Fue a hacer el gesto de tapar la copa, pero de repente algo se relajó en su interior.

—¿Porrr qué no?

Era exactamente lo que él pensaba.

—¿Y por qué brindamos? —dijo levantando la copa.

—Porrr el futurrro —dijo y se le quebró la voz—. Tu futurrro.

Preparándose para otra charla de una entrometida con buenas intenciones, Serge se acomodó en su silla y cruzó los brazos.

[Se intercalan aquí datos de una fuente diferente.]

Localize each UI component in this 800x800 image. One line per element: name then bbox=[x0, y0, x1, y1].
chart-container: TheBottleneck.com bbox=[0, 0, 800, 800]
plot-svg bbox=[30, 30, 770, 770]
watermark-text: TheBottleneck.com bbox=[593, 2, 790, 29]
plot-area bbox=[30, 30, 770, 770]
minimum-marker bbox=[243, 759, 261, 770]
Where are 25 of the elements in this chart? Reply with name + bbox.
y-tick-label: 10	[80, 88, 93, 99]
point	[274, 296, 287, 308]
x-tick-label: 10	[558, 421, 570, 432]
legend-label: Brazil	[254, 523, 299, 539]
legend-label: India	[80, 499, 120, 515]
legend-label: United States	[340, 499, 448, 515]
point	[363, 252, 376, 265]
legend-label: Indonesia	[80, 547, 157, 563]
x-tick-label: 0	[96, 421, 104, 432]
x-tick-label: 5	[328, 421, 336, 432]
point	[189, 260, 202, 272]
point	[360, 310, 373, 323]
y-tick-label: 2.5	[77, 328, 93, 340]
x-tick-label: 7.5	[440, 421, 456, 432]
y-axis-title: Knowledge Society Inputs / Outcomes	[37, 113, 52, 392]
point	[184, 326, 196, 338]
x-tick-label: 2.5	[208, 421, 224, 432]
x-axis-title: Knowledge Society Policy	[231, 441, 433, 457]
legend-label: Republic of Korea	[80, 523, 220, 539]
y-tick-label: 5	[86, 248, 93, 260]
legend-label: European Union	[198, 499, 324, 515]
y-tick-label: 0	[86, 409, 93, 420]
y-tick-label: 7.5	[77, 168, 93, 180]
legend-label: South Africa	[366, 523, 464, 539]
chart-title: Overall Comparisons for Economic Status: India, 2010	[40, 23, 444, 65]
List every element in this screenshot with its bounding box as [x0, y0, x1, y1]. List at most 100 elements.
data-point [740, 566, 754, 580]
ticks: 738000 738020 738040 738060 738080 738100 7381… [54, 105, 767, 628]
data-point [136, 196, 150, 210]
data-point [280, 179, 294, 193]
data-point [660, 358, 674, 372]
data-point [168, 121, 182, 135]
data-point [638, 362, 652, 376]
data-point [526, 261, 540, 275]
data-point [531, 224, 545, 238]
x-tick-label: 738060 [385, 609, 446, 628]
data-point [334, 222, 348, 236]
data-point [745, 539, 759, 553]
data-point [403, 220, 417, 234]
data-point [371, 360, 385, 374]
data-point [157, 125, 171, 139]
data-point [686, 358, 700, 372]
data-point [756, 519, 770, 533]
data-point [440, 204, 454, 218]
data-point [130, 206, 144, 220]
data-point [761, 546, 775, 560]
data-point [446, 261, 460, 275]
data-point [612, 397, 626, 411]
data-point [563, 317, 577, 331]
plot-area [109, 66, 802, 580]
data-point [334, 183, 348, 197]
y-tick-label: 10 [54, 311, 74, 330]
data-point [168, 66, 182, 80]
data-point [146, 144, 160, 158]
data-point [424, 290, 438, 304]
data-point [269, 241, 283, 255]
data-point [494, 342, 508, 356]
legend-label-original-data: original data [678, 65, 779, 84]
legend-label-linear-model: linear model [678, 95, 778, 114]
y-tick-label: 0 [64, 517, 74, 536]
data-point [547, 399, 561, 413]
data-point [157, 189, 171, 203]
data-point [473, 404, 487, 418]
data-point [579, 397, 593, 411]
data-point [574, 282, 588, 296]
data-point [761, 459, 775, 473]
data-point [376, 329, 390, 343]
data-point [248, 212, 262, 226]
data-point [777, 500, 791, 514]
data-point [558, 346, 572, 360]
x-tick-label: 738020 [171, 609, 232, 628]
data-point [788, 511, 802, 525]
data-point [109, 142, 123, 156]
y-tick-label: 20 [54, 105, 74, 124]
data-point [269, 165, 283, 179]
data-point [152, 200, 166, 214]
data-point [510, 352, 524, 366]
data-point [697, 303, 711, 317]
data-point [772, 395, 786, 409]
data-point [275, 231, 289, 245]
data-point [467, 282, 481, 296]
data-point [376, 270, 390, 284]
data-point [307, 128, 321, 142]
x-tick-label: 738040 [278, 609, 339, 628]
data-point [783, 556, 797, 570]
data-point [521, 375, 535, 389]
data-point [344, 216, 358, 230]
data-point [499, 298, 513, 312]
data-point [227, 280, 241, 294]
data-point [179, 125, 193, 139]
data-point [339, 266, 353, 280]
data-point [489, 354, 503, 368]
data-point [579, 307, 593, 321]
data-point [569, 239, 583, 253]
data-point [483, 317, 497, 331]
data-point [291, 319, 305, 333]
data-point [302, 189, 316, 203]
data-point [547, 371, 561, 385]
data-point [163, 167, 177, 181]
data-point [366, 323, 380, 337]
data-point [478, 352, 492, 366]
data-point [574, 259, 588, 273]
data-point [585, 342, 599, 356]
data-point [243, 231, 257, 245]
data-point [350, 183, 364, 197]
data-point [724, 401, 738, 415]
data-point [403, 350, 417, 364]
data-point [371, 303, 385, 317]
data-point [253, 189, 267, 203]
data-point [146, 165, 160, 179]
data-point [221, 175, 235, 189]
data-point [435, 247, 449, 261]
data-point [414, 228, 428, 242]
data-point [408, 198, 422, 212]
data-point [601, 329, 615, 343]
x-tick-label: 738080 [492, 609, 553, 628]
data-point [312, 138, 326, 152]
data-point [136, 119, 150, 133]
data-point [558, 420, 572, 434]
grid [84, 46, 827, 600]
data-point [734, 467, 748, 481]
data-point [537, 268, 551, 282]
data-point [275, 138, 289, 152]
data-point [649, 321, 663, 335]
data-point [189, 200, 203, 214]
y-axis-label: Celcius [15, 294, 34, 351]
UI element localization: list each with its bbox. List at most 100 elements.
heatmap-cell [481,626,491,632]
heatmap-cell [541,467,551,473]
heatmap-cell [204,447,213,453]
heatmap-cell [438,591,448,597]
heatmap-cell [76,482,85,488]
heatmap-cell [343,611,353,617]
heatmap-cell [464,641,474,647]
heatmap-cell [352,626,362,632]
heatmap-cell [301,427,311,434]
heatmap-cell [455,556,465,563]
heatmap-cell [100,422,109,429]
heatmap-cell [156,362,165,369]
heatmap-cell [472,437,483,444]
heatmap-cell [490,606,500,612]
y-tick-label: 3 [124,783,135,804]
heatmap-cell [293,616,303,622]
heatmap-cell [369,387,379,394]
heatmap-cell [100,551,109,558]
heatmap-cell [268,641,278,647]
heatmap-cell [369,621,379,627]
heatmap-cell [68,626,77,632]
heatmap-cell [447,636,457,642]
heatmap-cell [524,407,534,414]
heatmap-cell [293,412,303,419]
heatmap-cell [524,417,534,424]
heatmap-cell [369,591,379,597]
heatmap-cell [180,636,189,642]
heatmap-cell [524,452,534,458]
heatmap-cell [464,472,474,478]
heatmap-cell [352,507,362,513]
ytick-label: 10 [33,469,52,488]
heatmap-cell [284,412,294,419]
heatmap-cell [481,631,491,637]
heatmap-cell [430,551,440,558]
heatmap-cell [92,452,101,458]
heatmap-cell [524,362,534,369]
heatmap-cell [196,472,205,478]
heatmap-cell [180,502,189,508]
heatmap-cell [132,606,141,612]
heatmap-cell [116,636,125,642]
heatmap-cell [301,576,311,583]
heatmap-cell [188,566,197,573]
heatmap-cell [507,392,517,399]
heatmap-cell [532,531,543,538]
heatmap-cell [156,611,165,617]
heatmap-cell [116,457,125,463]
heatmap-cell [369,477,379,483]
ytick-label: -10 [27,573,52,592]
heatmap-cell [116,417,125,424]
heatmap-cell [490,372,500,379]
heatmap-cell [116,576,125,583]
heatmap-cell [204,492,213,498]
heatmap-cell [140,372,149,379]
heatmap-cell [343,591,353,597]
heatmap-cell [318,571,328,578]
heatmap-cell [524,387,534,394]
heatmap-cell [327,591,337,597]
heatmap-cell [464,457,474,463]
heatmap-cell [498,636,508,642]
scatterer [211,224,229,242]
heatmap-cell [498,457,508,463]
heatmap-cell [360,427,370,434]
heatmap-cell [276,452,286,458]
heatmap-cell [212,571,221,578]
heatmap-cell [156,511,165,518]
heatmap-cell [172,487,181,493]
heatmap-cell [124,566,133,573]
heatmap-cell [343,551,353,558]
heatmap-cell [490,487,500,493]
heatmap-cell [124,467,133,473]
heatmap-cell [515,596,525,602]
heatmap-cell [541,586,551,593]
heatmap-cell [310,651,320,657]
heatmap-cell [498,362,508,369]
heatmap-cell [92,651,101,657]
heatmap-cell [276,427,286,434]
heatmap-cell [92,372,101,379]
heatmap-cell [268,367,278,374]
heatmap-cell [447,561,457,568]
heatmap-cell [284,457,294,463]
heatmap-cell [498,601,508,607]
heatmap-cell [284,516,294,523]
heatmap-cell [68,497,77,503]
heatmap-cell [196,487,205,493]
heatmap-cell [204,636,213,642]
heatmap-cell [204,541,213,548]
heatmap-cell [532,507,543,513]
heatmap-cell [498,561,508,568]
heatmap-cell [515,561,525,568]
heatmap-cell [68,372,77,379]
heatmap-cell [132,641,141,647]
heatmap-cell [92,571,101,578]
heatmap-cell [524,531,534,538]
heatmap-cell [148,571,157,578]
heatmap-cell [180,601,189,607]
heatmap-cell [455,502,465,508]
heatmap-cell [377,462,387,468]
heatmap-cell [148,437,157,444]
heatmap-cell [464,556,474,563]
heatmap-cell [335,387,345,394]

Muy por encima de la granja de las Estaque, donde Véronique esperaba impaciente el regreso de su madre, en la ladera de una montaña que descendía desde un pequeño lago de montaña, el sol brillaba sobre las rocas desperdigadas ante una grieta profunda. Hacía calor y un águila ratonera volaba en círculos perezosos, solo una motita contra el cielo azul. A esa altitud los árboles todavía no tenían hojas y la hierba del claro apenas había empezado a revivir. Pero era suficiente.

Cuando el sol llegó a su punto más alto, una silueta grande salió de la oscuridad de la grieta. Moviéndose con lentitud, medio dormida, salió a la luz del sol y se paró para oler el aire. Satisfecha, avanzó y dos siluetas más pequeñas se separaron de su sombra, dando sus primeros pasos vacilantes fuera de la cueva que hasta entonces había sido su único hogar.

La hibernación había acabado. Había llegado la hora de salir a buscar comida.